Shortly after reelection, with the end of the Civil War in sight, Abraham Lincoln (Daniel Day-Lewis) decides to take advantage of a lame duck Congress in order to pass the thirteenth amendment which abolished slavery. The idea is that many of the Democrat Congressmen that were not reelected could be convinced into voting for the amendment seeing that they would suffer no political consequences. Meanwhile, the president battles family troubles as his oldest son Robert (Joseph Gordon-Levitt) wishes to enlist in the army and serve his country against his mother’s (Sally Field) wishes, who is still mourning the death of one of the youngest children.
While Abraham Lincoln is one of the most famous men that ever lived, little is known about who he was. He lived in a time before film could capture the sound of his voice or the way he walked but Day-Lewis becomes him so completely it just may be how we picture the man from now on. One thing the film does well is show Lincoln as a man not a saint. While it is still a very complimentary portrayal, this Lincoln has a sense of humor, often telling funny stories to the troops and his cabinet. Lincoln was known by his peers as a lover of a good joke and it’s great to see that side of him celebrated.

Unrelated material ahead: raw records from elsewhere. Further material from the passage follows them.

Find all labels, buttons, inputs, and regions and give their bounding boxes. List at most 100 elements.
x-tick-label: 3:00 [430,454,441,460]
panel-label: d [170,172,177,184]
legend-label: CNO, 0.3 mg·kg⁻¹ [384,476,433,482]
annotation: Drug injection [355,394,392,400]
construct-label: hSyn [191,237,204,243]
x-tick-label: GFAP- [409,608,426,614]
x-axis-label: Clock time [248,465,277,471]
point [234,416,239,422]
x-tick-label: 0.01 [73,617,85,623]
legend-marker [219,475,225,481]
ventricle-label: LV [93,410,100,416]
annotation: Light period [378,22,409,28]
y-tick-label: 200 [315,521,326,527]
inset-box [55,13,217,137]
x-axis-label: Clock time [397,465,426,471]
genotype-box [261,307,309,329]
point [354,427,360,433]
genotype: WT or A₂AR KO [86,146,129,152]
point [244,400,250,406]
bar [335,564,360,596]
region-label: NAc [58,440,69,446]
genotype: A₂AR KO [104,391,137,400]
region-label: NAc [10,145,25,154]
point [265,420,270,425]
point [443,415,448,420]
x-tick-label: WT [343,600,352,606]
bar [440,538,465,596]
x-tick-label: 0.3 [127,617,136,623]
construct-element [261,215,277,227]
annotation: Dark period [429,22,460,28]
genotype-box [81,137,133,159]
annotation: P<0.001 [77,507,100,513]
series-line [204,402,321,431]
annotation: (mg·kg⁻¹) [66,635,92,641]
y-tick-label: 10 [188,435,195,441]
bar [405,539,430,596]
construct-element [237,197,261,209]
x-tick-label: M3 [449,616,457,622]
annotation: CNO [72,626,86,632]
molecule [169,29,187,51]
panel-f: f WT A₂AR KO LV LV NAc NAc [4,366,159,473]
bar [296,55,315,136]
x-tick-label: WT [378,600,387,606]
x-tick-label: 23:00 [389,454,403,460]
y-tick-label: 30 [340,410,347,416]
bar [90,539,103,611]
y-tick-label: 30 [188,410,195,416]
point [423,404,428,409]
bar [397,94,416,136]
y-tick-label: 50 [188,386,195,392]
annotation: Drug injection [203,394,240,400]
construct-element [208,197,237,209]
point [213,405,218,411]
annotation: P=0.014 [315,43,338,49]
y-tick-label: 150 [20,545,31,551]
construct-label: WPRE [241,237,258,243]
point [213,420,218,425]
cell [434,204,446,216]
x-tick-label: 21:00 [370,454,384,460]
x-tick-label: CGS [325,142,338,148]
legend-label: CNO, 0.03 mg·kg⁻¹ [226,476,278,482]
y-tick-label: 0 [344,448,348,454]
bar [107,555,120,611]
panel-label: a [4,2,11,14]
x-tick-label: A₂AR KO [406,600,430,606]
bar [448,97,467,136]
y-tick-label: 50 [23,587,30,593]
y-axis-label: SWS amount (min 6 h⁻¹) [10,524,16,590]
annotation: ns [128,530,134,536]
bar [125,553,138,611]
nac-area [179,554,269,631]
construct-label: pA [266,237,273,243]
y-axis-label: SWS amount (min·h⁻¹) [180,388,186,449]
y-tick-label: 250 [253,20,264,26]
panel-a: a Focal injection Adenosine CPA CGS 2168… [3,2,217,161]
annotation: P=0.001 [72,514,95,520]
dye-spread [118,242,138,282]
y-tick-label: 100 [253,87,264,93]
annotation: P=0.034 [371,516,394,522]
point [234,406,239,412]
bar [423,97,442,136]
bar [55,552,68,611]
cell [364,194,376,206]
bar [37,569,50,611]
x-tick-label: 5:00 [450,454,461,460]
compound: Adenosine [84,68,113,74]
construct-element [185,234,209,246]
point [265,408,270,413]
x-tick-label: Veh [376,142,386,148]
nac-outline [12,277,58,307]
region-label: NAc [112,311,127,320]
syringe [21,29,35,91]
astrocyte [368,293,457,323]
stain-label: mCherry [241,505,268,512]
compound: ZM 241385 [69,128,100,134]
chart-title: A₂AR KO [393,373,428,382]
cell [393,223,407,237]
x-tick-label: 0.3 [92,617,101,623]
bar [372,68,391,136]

While Day-Lewis was the stand out of the film, the rest of the cast is strong. Tommy Lee Jones is stellar as Congressman Thaddeus Stephens, the dedicated abolitionist who must learn to hold back and compromise for the good of the cause. The film does a great job of making the legislative parts fun by showing how feisty Congressional sessions could get. Republicans and Democrats fling cleverly crafted insults at each other. James Spader is also hilarious as part of the team lobbying to change the outgoing Democrats’ minds. Sally Field does well as the emotionally unstable Mary Todd Lincoln and Joseph Gordon-Levitt makes you wish his role was larger.
It was a bold move by Spielberg to make the passing of the thirteenth amendment the focus of the film. For a filmmaker known for large action movies, this film has a lot of talking. Considering there is a war waging in the background throughout, the climax is a vote. The suspense caused by what men will say yay and which with say nay. Also, considering Lincoln is know as much for being assassinated as for freeing the slaves, his death is portrayed as an afterthought. It is clear Spielberg sees Lincoln’s life as the remarkable story, not his death.
Considering the subject matter, the film is careful not to stumble into schmaltzy territory. There are a few moments where it stumbles in that respect, namely the opening where soldiers, white and black, recite the Gettysburg Address to Lincoln. However, I must say I was proud of Spielberg for not winking at the audience when reciting what future could hold for black America after slavery was abolished by having someone say something like “What next, a black president?”
While this isn’t a film I would say must be seen on the big screen, it should be seen by anyone that appreciates top-notch acting and doesn’t think big explosions are needed to keep an audience entertained.